The first layer, the legal category of an asylum seeker reflects how the position is legally constructed and with what conditions. Although the layer appears static, it can change rapidly. Since the autumn of 2015, Finland has tightened its asylum policies. This affects asylum seekers’ rights as humans and even their survival.

The second layer consists of the societal expectations targeted at asylum seekers. The expectations are contradictory. They require one to be patient, active, positive, grateful, as well as being ready to accept prejudices, racism, and being viewed as a less worthy human being. These inhumane expectations can, however, be recognized, mastered and resisted to an extent.

The last of the layers, the fundamental basis of needing a safe place is why people decide to seek asylum in a first place. However, it tends to get forgotten within the domination of the other two layers that often define asylum seekers’ possibilities in life.

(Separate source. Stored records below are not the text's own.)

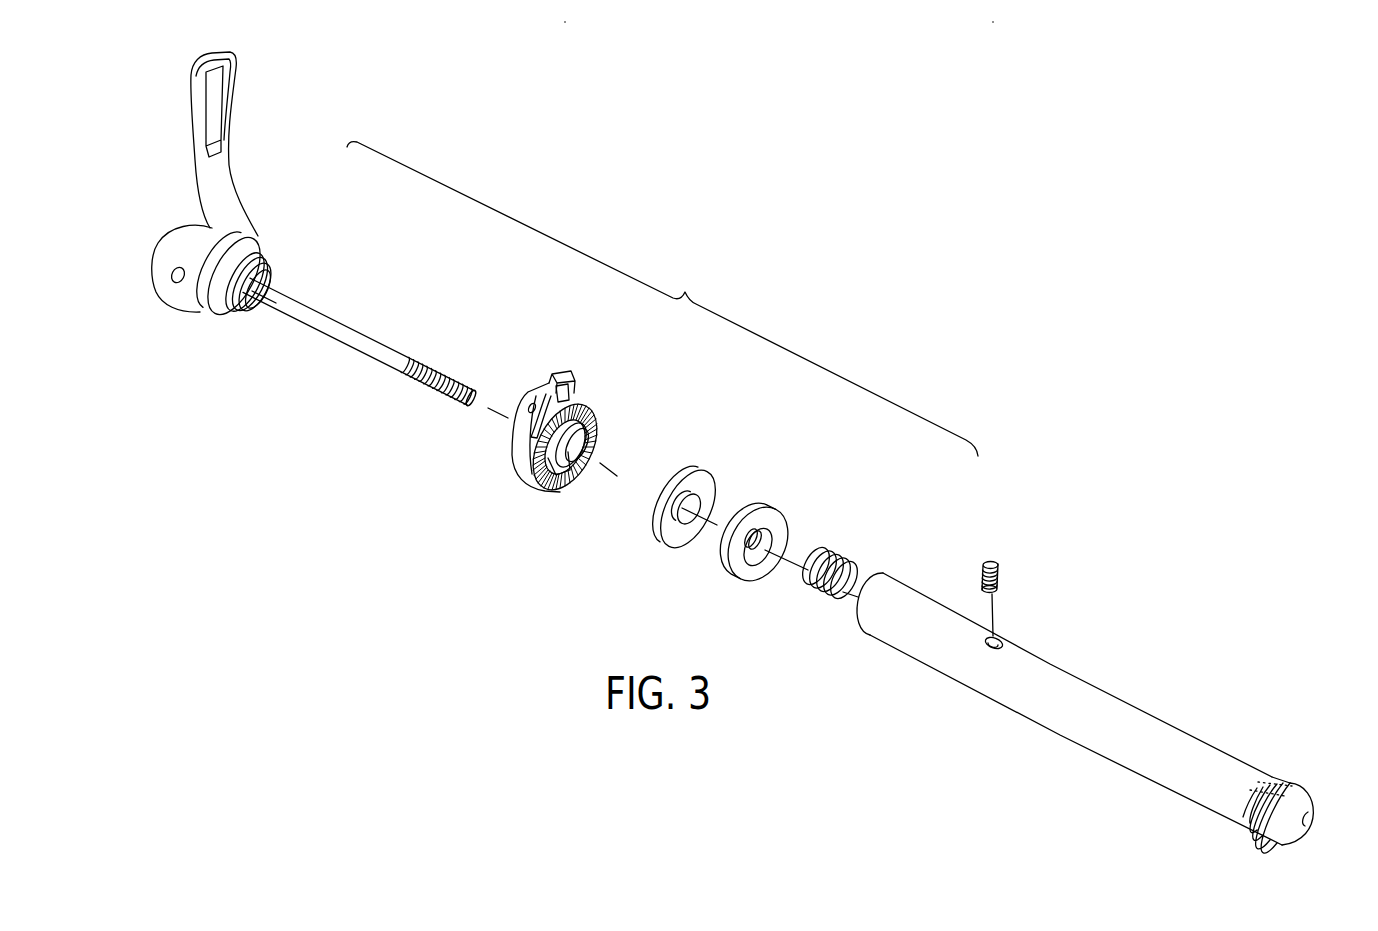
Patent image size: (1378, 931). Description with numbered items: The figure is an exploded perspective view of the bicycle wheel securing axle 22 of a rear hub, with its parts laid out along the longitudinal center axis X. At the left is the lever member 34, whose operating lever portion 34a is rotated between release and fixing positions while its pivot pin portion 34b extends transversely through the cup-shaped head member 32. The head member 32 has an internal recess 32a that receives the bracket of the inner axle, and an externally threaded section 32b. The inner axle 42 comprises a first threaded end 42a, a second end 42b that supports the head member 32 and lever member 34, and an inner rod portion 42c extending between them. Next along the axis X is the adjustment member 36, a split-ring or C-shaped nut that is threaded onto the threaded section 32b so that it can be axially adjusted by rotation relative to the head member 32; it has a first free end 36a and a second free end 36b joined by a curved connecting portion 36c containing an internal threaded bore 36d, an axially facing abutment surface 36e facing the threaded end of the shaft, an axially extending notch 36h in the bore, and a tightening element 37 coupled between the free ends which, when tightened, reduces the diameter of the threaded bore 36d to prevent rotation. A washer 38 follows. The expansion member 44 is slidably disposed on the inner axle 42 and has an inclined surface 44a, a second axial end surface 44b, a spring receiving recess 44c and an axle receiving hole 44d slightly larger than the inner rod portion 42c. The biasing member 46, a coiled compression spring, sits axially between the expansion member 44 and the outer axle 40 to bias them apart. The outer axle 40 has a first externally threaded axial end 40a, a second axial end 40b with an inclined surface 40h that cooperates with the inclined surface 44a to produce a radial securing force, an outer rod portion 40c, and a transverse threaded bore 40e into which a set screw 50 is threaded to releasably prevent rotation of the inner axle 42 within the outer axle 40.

The bicycle wheel securing axle 22 is at (662, 299).
The head member 32 is at (253, 297).
The internal recess 32a is at (258, 310).
The threaded section 32b is at (222, 302).
The lever member 34 is at (255, 198).
The operating lever portion 34a is at (218, 177).
The pivot pin portion 34b is at (174, 282).
The adjustment member 36 is at (555, 427).
The first free end 36a is at (583, 397).
The second free end 36b is at (540, 432).
The curved connecting portion 36c is at (542, 478).
The threaded bore 36d is at (590, 455).
The axially facing abutment surface 36e is at (600, 437).
The axially extending notch 36h is at (578, 490).
The tightening element 37 is at (574, 384).
The washer 38 is at (726, 474).
The outer axle 40 is at (1094, 672).
The first externally threaded axial end 40a is at (1292, 783).
The second axial end 40b is at (880, 623).
The outer rod portion 40c is at (967, 657).
The transverse threaded bore 40e is at (1000, 644).
The inclined surface 40h is at (862, 604).
The inner axle 42 is at (370, 342).
The first threaded end 42a is at (426, 371).
The second end 42b is at (272, 306).
The inner rod portion 42c is at (330, 328).
The expansion member 44 is at (747, 549).
The inclined surface 44a is at (778, 572).
The second axial end surface 44b is at (712, 552).
The spring receiving recess 44c is at (762, 560).
The axle receiving hole 44d is at (750, 548).
The biasing member 46 is at (846, 552).
The set screw 50 is at (999, 567).
The longitudinal center axis X is at (622, 491).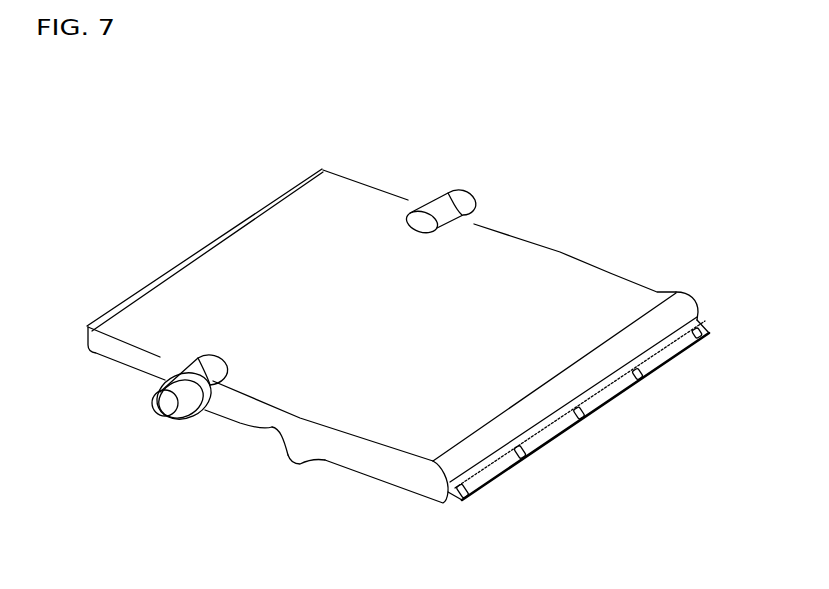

The ultimate goal of being an asylum seeker is to no longer be an asylum seeker. All the three layers aim to undo the position. Legally, the position is undone when one becomes either deported or receives an asylum decision. Societally, the position is being undone as asylum seekers are repeatedly told that they should “go back home”—that is, to go anywhere but Finland. And, finally, the fundamental need of being in a safe place also aims at no longer seeking but being in a safe place and holding the place. In other words, in the process of becoming an asylum seeker, the purpose is to unbecome an asylum seeker.